In an era of crackdowns on freedoms of peaceful assembly and association, what role can technology play in strengthening nonviolent civic mobilization? How can activists strategically apply the full range of technologies to build and sustain movements where the options for nonviolently resolving conflicts are diminishing under increased repression? Informed by discussions from a USIP workshop, this report explores avenues for engagement between activists and external actors to use technology in support of movement building. 

Summary

  • The past two years have been marked by new U.S. commitments to stand by civil society using new and existing technologies that can support the strategy and tactics of nonviolent movements around the world.
  • The demand and development of secure digital technologies is largely driven by companies in the developed world.
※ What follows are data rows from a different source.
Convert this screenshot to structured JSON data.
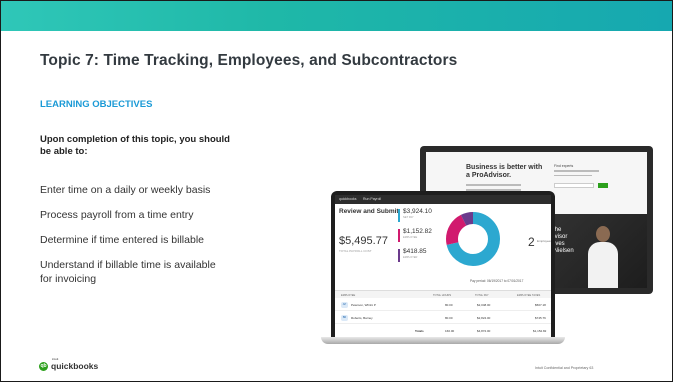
{
  "slide": {
    "title": "Topic 7: Time Tracking, Employees, and Subcontractors",
    "section_label": "LEARNING OBJECTIVES",
    "intro_line1": "Upon completion of this topic, you should",
    "intro_line2": "be able to:",
    "objectives": [
      "Enter time on a daily or weekly basis",
      "Process payroll from a time entry",
      "Determine if time entered is billable",
      "Understand if billable time is available",
      "for invoicing"
    ],
    "brand": {
      "mark": "qb",
      "small": "intuit",
      "name": "quickbooks"
    },
    "footer_text": "Intuit Confidential and Proprietary  63"
  },
  "laptop": {
    "nav_logo": "quickbooks",
    "nav_title": "Run Payroll",
    "heading": "Review and Submit",
    "total_amount": "$5,495.77",
    "total_label": "TOTAL PAYROLL COST",
    "breakdown": [
      {
        "amount": "$3,924.10",
        "label": "NET PAY",
        "color": "#2ca8d0"
      },
      {
        "amount": "$1,152.82",
        "label": "EMPLOYEE",
        "color": "#d11a6e"
      },
      {
        "amount": "$418.85",
        "label": "EMPLOYER",
        "color": "#6b3a8c"
      }
    ],
    "donut_slices": [
      {
        "value": 71.4,
        "color": "#2ca8d0"
      },
      {
        "value": 21.0,
        "color": "#d11a6e"
      },
      {
        "value": 7.6,
        "color": "#6b3a8c"
      }
    ],
    "employee_count": "2",
    "employee_count_label": "Employees",
    "period": "Pay period: 06/19/2017 to 07/01/2017",
    "columns": [
      "EMPLOYEE",
      "TOTAL HOURS",
      "TOTAL PAY",
      "EMPLOYEE TAXES"
    ],
    "rows": [
      {
        "initials": "AP",
        "name": "Peterson, Whitni P",
        "hours": "80.00",
        "pay": "$2,048.00",
        "taxes": "$507.18"
      },
      {
        "initials": "BR",
        "name": "Roberts, Barney",
        "hours": "80.00",
        "pay": "$2,824.00",
        "taxes": "$745.76"
      }
    ],
    "totals": {
      "label": "Totals",
      "hours": "160.00",
      "pay": "$4,872.00",
      "taxes": "$1,152.82"
    }
  },
  "monitor": {
    "headline": "Business is better with a ProAdvisor.",
    "side_title": "Find experts",
    "hero_text": "Meet the ProAdvisor who loves Cody Nielsen"
  }
}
Activists continually struggle to obtain the more tailored technologies required to support their context-specific capabilities and needs.
  • Digital security trainers need more support to meet the growing demand for continued training to deliver up-to-date information about security developments that could threaten activists’ ability to work safely on- and offline. Digital security trainers would benefit from more training on the conflict context, culture, and civil mobilization to help ensure that their services are appropriate for the specific needs of a given movement.
  • External actors often overemphasize the use and potential advantages of new technologies over basic technologies. Online and offline activism and organizing can and should be seen as mutually reinforcing components of movement building. Assistance from external actors should be guided by in-depth assessments of which technologies people are currently using, how they are using them, and what they are capable of using.
  • Elicitive training techniques in workshops are a powerful way for trainers to support movement building. These techniques help people feel valued for the skills and knowledge they have to offer and are good at uncovering the less obvious skills that movement members may have. Moreover, the fluidity of this education style helps ensure that people get the information they need from the training.
  • The adoption of any technology by a movement must be monitored and evaluated to help ensure that the technology is effectively advancing the movement’s tactics and strategy. Movements must have a plan for data collection and analysis. Both digital and nondigital technologies can be useful in supporting these efforts.

About the Report

On July 28 and 29, 2014, the PeaceTech Lab and the Academy for International Conflict Management and Peacebuilding at the United States Institute of Peace (USIP) brought together seventy civic activists, policymakers, technologists, nongovernmental organization leaders, and education professionals for an interactive workshop to identify the key challenges and opportunities in using technologies to support nonviolent civic movements in the twenty-first century. This report presents some of the key points from the workshop discussions about how activists and external actors can use the full range of technologies to support the strategy and tactics of nonviolent civil resistance movements.

About the Authors

Kelly McKone is a research consultant for USIP’s project mapping research initiative to understand how practice connects to theory in reconciliation programming worldwide. Dr. Maria J. Stephan is a senior policy fellow at USIP and a nonresident senior fellow at the Atlantic Council, where she focuses on the dynamics of civil resistance and their relevance for violent conflict prevention and democratic development. Noel Dickover is a senior program officer for the PeaceTech Lab, heading up the Open Situation Room eXchange (OSRx) project, a collaboration and data-sharing platform for peacebuilders.